Anyone else seeing the irony in Humbug trying to teach percentages? Though in his example he is right. But please folks, let's keep this for info on "big" Navi". Yes I also get the irony of posting off topic to ask we keep it on topic. :)
He'd be right if he was talking about the percentage increase, not the difference.

the difference between 50 and 75 is 25. 25 is 50% of 50, but 33.33r% of 75.... so...
 
Anyone else seeing the irony in Humbug trying to teach percentages? Though in his example he is right. But please folks, let's keep this for info on "big" Navi". Yes I also get the irony of posting off topic to ask we keep it on topic. :)

It is info on Big Navi, its also not off-topic :P We are speculating how big navi might compare to the only thing we can compare it to based on rumours.

If you don't like speculation well fine ignore it and the constant supply of rumours, that's all we are getting until late this month, maybe stay out of the thread until then.

I know then we get lectures on math's. Maths is the distraction from the cherry picked bench. The cycle continues.



:D

Oh for sure, i know Steve retested every GPU on his slides with the latest drivers, that makes them more relevant than TPU's slides who recycle old data, i am indeed cherry-picking, the most accurate and up-to-date information.

He'd be right if he was talking about the percentage increase, not the difference.

the difference between 50 and 75 is 25. 25 is 50% of 50, but 33.33r% of 75.... so...


Subtract 50% from 100 gives you 50.
Add 50% to 50 gives you 75.
To get from 50 to 100 you have to add 100%.

If GPU X is 50 FPS and GPU Y 75 FPS the difference is not 25%, its 50%, the 50 FPS GPU needs to be half as fast again (50% faster) to match the 75 FPS GPU.

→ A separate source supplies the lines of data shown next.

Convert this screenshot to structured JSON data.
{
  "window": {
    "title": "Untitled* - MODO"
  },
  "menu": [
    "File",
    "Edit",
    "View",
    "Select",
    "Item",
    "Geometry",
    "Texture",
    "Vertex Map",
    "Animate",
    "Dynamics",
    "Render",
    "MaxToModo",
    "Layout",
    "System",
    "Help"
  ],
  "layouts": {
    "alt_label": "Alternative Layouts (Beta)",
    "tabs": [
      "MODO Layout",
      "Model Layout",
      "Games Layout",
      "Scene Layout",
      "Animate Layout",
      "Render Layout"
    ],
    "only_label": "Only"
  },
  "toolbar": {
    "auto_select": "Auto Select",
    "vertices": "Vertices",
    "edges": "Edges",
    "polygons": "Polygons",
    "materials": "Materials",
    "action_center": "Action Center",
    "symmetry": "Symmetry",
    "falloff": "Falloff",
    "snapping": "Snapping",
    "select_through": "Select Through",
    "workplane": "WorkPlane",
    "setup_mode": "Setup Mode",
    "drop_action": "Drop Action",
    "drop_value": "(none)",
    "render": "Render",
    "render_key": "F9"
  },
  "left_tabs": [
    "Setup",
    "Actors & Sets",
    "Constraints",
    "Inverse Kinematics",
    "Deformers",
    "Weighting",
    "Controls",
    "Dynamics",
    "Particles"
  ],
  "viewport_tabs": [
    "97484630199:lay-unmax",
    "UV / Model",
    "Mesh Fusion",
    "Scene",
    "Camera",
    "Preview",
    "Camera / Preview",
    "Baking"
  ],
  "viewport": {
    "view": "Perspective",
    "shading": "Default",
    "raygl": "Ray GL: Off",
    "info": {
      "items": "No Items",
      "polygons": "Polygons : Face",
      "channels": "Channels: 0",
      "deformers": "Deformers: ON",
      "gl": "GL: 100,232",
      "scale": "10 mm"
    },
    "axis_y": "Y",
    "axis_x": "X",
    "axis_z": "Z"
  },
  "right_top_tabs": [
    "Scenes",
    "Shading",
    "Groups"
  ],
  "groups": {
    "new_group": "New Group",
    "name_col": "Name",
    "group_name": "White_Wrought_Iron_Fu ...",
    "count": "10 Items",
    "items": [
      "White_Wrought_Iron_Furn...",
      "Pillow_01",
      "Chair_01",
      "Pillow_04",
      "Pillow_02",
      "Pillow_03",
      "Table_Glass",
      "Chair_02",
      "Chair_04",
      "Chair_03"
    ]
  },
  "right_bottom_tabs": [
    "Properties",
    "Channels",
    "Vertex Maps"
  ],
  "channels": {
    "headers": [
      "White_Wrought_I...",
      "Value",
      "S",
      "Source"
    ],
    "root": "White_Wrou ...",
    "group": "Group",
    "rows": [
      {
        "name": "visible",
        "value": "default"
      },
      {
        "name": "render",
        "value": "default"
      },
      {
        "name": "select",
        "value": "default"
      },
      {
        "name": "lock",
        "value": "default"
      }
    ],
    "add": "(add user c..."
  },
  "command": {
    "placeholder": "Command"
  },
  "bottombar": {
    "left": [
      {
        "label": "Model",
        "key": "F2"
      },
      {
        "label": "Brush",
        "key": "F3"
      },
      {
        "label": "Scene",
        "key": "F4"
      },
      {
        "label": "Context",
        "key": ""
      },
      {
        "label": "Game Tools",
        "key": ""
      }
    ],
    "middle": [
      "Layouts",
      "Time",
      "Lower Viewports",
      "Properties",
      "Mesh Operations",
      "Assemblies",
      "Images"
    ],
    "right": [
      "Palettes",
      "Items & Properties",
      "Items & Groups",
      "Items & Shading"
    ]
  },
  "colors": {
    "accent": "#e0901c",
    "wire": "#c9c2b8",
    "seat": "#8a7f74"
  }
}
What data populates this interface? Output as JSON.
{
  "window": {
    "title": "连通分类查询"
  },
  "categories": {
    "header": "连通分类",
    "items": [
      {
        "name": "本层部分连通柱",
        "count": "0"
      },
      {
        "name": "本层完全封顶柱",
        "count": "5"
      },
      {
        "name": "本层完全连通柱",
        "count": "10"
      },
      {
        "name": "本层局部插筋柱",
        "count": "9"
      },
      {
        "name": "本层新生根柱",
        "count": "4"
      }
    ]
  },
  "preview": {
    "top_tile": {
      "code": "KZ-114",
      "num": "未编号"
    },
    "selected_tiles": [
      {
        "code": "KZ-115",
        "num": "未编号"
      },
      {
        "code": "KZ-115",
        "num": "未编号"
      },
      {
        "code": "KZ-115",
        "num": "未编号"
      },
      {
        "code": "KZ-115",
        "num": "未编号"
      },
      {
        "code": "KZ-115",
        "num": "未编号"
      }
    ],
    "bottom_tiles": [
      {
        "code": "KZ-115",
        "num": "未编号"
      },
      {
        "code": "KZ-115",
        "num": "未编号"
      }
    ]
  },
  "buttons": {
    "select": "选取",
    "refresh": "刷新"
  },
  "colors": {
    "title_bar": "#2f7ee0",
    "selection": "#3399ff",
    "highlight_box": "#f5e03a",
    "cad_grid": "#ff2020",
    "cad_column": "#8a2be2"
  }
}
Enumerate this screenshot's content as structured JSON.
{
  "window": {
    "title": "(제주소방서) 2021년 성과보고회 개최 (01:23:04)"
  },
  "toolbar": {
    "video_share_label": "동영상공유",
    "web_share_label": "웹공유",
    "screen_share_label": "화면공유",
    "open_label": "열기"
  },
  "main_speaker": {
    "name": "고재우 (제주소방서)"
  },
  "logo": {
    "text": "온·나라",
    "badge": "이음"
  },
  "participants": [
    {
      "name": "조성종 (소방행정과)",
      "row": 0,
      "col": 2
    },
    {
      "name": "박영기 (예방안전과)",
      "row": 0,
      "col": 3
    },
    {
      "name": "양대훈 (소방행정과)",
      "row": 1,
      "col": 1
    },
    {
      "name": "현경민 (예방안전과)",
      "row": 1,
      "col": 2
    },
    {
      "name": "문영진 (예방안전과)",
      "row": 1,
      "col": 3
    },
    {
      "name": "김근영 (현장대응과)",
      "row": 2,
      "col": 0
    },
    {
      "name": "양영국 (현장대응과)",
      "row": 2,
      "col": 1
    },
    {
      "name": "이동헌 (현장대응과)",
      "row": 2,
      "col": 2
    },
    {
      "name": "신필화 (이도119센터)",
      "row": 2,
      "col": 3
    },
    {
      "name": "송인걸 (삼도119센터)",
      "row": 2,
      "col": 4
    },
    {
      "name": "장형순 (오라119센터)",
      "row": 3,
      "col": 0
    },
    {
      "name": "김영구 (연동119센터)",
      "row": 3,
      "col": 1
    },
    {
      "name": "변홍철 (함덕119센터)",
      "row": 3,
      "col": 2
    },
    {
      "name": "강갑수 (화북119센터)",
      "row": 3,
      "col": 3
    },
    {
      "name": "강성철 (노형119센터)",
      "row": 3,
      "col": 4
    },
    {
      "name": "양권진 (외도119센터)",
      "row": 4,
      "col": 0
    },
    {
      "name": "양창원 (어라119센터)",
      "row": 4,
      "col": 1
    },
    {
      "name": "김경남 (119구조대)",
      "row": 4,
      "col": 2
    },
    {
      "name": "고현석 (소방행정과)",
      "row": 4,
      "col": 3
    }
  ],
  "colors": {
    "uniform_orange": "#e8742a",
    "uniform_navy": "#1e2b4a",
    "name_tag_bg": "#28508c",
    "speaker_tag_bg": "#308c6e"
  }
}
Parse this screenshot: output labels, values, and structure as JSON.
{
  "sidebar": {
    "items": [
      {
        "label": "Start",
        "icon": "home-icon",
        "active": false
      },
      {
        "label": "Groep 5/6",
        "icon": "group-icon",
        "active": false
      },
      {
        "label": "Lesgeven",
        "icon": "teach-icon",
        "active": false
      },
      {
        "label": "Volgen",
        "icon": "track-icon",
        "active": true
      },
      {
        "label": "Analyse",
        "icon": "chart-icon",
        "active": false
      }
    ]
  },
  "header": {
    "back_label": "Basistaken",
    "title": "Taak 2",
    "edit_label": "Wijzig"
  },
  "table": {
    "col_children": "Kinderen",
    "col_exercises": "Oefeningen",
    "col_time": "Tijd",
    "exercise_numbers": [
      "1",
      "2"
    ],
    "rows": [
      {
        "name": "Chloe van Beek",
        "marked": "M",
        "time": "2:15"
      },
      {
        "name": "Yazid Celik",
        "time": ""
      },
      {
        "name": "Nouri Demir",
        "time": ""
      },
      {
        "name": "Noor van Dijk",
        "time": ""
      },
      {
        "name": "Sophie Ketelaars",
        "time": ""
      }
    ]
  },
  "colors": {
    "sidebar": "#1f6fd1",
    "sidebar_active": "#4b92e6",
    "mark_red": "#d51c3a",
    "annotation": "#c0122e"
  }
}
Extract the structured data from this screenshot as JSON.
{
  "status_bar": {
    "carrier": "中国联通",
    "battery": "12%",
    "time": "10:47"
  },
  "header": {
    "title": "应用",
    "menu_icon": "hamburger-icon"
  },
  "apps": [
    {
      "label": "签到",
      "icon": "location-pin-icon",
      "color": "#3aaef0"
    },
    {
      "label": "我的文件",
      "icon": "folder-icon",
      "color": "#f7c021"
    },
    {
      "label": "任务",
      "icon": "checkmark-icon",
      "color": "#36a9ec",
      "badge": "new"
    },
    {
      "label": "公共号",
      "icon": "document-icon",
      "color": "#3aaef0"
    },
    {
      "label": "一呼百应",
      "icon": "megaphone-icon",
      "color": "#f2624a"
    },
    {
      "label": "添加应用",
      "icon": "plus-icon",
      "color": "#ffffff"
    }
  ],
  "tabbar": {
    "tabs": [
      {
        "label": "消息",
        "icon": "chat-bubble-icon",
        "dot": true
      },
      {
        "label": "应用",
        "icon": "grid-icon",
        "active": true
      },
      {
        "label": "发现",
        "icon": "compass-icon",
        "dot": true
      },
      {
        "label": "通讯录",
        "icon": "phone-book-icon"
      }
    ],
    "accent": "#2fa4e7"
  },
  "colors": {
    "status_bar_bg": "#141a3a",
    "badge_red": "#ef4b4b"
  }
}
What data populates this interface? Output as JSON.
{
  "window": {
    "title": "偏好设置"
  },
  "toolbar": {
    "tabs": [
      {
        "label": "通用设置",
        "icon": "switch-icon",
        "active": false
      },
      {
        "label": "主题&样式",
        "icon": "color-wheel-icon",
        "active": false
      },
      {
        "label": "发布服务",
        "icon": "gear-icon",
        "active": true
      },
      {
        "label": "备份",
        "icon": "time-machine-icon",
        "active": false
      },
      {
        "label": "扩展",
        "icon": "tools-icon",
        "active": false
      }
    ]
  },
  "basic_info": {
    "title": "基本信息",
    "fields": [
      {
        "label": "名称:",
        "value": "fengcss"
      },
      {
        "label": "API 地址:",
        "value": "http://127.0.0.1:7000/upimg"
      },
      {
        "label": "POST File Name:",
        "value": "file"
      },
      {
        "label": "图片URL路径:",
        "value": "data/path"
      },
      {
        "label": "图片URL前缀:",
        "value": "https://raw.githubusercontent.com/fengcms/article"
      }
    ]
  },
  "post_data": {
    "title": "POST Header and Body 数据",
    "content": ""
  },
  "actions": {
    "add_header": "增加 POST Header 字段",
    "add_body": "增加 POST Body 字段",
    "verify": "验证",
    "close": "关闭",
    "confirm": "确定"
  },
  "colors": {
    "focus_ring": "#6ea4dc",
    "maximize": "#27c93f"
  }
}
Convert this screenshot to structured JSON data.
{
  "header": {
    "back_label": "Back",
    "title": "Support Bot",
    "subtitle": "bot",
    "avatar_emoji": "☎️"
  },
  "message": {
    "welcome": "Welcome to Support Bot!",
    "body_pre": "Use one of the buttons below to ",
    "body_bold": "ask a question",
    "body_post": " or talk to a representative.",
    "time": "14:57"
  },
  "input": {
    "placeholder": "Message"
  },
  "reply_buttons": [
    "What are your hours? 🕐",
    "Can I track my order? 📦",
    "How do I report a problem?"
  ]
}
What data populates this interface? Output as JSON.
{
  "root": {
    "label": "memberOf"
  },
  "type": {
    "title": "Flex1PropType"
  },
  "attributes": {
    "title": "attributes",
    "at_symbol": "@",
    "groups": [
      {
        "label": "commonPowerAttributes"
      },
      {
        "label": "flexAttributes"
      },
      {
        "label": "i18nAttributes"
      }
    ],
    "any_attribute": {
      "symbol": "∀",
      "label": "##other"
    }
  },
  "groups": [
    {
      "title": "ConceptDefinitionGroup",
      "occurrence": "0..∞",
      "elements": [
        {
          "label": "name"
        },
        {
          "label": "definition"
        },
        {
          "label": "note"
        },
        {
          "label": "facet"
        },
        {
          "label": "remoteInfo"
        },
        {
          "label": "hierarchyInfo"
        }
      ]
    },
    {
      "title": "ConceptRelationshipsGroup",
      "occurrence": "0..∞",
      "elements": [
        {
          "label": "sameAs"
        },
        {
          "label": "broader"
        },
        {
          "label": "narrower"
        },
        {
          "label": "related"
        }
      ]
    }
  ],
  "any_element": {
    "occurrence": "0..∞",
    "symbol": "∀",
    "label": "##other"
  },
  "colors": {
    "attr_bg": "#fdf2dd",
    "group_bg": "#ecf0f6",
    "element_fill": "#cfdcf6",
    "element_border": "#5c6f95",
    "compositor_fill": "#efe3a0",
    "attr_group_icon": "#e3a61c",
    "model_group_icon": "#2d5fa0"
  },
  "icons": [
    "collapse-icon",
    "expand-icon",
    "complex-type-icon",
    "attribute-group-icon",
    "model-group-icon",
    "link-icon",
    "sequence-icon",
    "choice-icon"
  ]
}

The easiest way to do this is to divide the faster GPU by the slower GPU, so you divide 75 FPS by 50 FPS (75 / 50 = 1.5) the .X, in this case .5 is your percentage. You can qualify it by adding your 50% result to the 50 FPS GPU, 50 + 50% = 75 FPS.

Its really simple :)

If after reading that you still think a 75 FPS GPU is 25% faster than a 50 FPS GPU i'm at a loss to help you.
 
@james.miller what you're talking about is a "percentage points difference" not a "percentage gain" which is what you need to use when calculating how much performance GPU X needs to gain to compete with GPU Y.
 
Not sure where the 11.4% comes from, surely the 2070 Super is 5% better than the 5700XT?
The easiest way look at it is like this. Look at whatever card has the 100% score..
The 5700xt had 44% of the performance of the 3090 Eagle oc and the 2070super had 49% of the performance of it.
So if we assume the 3090 had 100fps its easy to deduce that the 5700xt would have had 44fps and the 2070s 49fps.
Then just compare the 5700xt to 2070s with (44/49)x100 which is 89.7 or we can say the 5700xt had 89.7% the performance of the 2070super. Just shy of 11% slower.